Начинала было читать оставленные им записки, но бросила — что-то опасное было в них…
От блестящих флотских проходу не было. Военные моряки хоть посдержаннее торговых — в торговом флоте работала референтом, не бросая учебы на последнем курсе. Богатые, ушлые, повидавшие мир торговые моряки. И пожалела она, что принудила Истягина растравить в ней дремавшую женщину. Вся разгоралась до горького бесстыдства и смелости. Ох как остерегался он поджигать, будто чуял, что гореть будет.
Умом понимала: ждать надо — и ждала, но ожидания становились все более виноватившими его, злыми, беспомощными, унизительными.
Призналась толстушке Клаве Бобовниковой, служившей в отделе флота: «Ну хоть бы поскорее ранили моего Антошку… хоть бы на побывку вернулся».
— Вот уж не думала — такая ты дуреха! — Бобовникова расстегнула белую пуговицу с якорьком на всхолмленной, стянутой кителем груди. — Кто он тебе, этот Антон?
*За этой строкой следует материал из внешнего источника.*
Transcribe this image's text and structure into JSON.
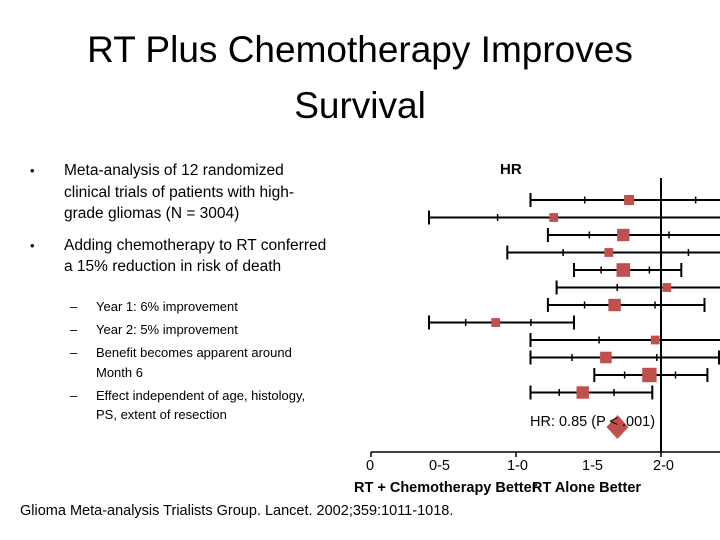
{
  "slide": {
    "title": "RT Plus Chemotherapy Improves Survival",
    "bullets": [
      {
        "text": "Meta-analysis of 12 randomized clinical trials of patients with high-grade gliomas (N = 3004)"
      },
      {
        "text": "Adding chemotherapy to RT conferred a 15% reduction in risk of death"
      }
    ],
    "bullet_marker": "•",
    "dash_marker": "–",
    "sub_bullets": [
      {
        "text": "Year 1: 6% improvement"
      },
      {
        "text": "Year 2: 5% improvement"
      },
      {
        "text": "Benefit becomes apparent around Month 6"
      },
      {
        "text": "Effect independent of age, histology, PS, extent of resection"
      }
    ],
    "citation": "Glioma Meta-analysis Trialists Group. Lancet. 2002;359:1011-1018."
  },
  "forest_plot": {
    "column_label": "HR",
    "summary_text": "HR: 0.85 (P < .001)",
    "x_ticks": [
      "0",
      "0-5",
      "1-0",
      "1-5",
      "2-0"
    ],
    "x_tick_values": [
      0,
      0.5,
      1.0,
      1.5,
      2.0
    ],
    "left_caption": "RT + Chemotherapy Better",
    "right_caption": "RT Alone Better",
    "reference_value": 1.0,
    "summary": {
      "hr": 0.85
    },
    "marker_color": "#c0504d",
    "trials": [
      {
        "hr": 0.89,
        "lo": 0.55,
        "hi": 1.4,
        "weight": 1.0
      },
      {
        "hr": 0.63,
        "lo": 0.2,
        "hi": 1.98,
        "weight": 0.7
      },
      {
        "hr": 0.87,
        "lo": 0.61,
        "hi": 1.22,
        "weight": 1.6
      },
      {
        "hr": 0.82,
        "lo": 0.47,
        "hi": 1.43,
        "weight": 0.7
      },
      {
        "hr": 0.87,
        "lo": 0.7,
        "hi": 1.07,
        "weight": 1.9
      },
      {
        "hr": 1.02,
        "lo": 0.64,
        "hi": 1.8,
        "weight": 0.7
      },
      {
        "hr": 0.84,
        "lo": 0.61,
        "hi": 1.15,
        "weight": 1.6
      },
      {
        "hr": 0.43,
        "lo": 0.2,
        "hi": 0.7,
        "weight": 0.7
      },
      {
        "hr": 0.98,
        "lo": 0.55,
        "hi": 1.75,
        "weight": 0.7
      },
      {
        "hr": 0.81,
        "lo": 0.55,
        "hi": 1.2,
        "weight": 1.4
      },
      {
        "hr": 0.96,
        "lo": 0.77,
        "hi": 1.16,
        "weight": 2.1
      },
      {
        "hr": 0.73,
        "lo": 0.55,
        "hi": 0.97,
        "weight": 1.6
      }
    ]
  }
}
Вы вместе сколько были? Неделю… Оглядись, выбери мужика попроще, не болтуна. Мой Вася, уходя на фронт, сказал: «Клавка, если приспичит, не связывайся с офицером. С офицером драма получится — семейные они. Будь честная — облюбуй матросика, он уж успокоит, и шито-крыто. Матрос — постоялец ненадолго, в мужья не станет набиваться».
И прямо, вроде с налету, завернул на ее огонек очень видный человек Степан Светаев.
XXVI
Тогда город был затемнен, летняя ночь светла звездами, отблеском залива. После лекции о международном положении Серафима позвала своих приятелей в гости на квартиру матери. Локаторы (так она называла чутье) ни разу не подводили ее насчет отношения к ней мужчин. И сейчас, не оглядываясь, она чувствовала: Светаев идет за ней. Она знала, что ему надо, но риторический вопрос «Что ему надо от меня?» повторяла про себя, радуясь и все больше оживляясь, болтала с подругами.
У магазина остановилась. Она дала приятелю пропуск и талоны на спирт, колбасу и сигареты с пирамидами и арабом на верблюде на пачке, а сама осталась на улице в тупичке.